Leanne Townsend of Wild Food Stories proves that nature’s larder provides us with exceptional ingredients to create tasty dishes.
Whether that be garlic, cherry blossom or seasonal greens, there are an abundance of wild foods out there to suit all tastes.
Since we’re now well into the peak mushroom season, this is one recipe that is sure to encourage you to try out foraging and rustle up something completely unique.
- 1 small onion
- 1 garlic clove, crushed
- 50g butter
- 300g chanterelles, well cleaned and sliced/torn
- Splash of brandy
- Cep powder
- Small bunch of parsley, finely chopped
- Salt and pepper, to season
- Melt the butter on a medium heat and sautee the onion until soft and translucent.

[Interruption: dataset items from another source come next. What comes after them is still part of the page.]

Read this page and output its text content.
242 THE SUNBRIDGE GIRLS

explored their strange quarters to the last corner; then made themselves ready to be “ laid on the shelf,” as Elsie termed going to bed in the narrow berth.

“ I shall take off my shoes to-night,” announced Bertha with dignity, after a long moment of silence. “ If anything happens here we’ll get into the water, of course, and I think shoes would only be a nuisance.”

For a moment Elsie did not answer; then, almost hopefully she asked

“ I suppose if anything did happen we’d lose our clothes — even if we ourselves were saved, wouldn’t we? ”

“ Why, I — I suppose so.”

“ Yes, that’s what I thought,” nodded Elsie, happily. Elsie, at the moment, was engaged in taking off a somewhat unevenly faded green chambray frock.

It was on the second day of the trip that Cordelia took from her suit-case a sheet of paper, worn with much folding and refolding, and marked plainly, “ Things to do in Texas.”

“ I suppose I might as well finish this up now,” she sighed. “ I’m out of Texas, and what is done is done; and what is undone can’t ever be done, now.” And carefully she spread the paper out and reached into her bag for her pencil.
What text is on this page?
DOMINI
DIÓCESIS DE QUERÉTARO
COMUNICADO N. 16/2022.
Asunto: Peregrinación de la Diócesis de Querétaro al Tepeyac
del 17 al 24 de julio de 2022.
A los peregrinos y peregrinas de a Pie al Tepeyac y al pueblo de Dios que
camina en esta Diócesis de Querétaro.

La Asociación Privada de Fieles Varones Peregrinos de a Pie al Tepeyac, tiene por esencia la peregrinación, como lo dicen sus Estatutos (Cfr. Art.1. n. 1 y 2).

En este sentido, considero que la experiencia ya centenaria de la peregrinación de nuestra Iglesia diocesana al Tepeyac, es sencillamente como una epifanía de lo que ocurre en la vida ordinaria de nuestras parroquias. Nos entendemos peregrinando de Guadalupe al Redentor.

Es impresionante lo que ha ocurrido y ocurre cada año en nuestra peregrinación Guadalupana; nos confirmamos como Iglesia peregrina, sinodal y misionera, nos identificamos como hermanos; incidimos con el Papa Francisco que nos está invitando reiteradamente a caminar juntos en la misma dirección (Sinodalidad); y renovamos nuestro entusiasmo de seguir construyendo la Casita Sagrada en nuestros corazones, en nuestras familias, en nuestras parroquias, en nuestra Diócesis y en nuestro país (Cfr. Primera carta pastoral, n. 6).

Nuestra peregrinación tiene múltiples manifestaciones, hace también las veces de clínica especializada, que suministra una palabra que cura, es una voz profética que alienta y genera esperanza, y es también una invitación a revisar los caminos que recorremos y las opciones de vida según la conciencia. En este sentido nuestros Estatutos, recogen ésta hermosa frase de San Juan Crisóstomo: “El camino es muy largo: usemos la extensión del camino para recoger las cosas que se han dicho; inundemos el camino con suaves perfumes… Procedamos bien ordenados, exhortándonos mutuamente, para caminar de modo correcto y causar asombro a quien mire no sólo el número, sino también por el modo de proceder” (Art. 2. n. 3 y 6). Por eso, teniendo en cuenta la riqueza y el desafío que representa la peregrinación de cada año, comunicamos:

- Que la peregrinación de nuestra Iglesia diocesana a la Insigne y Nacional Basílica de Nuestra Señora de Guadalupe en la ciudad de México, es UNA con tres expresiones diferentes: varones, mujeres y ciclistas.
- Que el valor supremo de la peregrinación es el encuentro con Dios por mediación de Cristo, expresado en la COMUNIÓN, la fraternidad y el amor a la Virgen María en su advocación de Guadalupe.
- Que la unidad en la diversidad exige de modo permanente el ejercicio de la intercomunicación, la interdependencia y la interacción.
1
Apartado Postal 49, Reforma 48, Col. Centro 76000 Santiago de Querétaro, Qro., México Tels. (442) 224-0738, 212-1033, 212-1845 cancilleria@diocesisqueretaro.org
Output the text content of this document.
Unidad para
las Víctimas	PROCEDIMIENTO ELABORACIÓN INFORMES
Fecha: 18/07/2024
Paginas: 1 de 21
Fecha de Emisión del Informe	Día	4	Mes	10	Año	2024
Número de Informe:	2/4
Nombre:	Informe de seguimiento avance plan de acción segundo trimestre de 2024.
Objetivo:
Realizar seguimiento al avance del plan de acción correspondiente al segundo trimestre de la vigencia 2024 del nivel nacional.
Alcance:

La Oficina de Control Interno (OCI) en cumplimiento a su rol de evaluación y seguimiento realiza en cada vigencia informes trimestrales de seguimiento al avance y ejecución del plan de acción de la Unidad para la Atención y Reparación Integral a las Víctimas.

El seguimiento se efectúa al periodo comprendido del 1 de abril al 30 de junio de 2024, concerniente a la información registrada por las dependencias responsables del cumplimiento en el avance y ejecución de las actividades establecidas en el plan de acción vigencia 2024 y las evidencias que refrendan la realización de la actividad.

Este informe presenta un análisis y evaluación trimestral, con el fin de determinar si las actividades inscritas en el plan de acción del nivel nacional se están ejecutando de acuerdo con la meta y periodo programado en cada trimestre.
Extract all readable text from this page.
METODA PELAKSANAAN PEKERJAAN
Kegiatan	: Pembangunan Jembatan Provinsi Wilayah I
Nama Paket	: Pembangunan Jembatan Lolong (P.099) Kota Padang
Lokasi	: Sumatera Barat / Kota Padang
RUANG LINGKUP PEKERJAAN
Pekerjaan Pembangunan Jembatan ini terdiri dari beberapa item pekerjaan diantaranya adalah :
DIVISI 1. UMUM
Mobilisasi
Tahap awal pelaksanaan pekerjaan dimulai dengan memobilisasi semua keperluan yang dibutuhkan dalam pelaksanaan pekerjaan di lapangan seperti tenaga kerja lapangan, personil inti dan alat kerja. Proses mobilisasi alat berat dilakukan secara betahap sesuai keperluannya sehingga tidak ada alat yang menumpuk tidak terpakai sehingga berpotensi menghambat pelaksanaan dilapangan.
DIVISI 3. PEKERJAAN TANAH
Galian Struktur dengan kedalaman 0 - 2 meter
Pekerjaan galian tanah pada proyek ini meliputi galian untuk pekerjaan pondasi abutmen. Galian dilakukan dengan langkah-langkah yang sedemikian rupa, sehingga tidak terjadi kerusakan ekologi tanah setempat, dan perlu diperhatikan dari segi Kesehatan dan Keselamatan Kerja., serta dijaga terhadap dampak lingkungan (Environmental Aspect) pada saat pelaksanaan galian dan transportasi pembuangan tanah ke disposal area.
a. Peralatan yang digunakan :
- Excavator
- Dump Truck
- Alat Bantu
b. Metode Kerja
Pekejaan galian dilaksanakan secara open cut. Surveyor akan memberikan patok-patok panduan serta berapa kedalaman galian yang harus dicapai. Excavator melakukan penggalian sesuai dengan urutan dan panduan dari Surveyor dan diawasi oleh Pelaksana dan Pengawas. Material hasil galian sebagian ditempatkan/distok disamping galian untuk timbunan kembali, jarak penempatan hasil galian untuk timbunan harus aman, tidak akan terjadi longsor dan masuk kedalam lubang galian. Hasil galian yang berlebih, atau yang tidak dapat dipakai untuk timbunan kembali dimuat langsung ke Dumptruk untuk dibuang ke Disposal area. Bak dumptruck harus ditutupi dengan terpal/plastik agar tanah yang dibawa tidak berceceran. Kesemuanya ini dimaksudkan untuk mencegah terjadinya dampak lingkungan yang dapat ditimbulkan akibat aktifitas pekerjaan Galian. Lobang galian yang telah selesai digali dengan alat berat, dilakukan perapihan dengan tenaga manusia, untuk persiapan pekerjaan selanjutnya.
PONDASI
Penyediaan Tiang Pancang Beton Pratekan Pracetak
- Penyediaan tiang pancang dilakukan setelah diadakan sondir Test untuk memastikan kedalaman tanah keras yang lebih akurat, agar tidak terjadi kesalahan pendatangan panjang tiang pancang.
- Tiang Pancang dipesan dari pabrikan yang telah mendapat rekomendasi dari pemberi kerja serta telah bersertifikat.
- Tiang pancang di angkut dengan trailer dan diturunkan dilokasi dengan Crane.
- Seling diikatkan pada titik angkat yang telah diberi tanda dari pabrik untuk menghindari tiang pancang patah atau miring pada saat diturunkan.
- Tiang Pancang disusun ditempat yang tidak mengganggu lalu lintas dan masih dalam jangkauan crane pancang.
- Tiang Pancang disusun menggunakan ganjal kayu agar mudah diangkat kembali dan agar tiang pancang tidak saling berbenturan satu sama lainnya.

- Add the chanterelles, and cook, stirring occasionally until soft and cooked through. Add the garlic and cook for a further minute.
- Turn the heat to high, add the brandy and give it 15 seconds to reduce (it will bubble and steam).
- Turn off the heat, stir in the cep powder (if you have it), parsley and salt and pepper to taste.
- Place in blender (or use a stick blender) and blend until smooth. I like to stop before it gets too smooth and retain some texture/smaller pieces of mushroom – but this is down to person taste.
- Place in two ramekins and leave to cool. Once cooled, serve with bread or oatcakes and enjoy.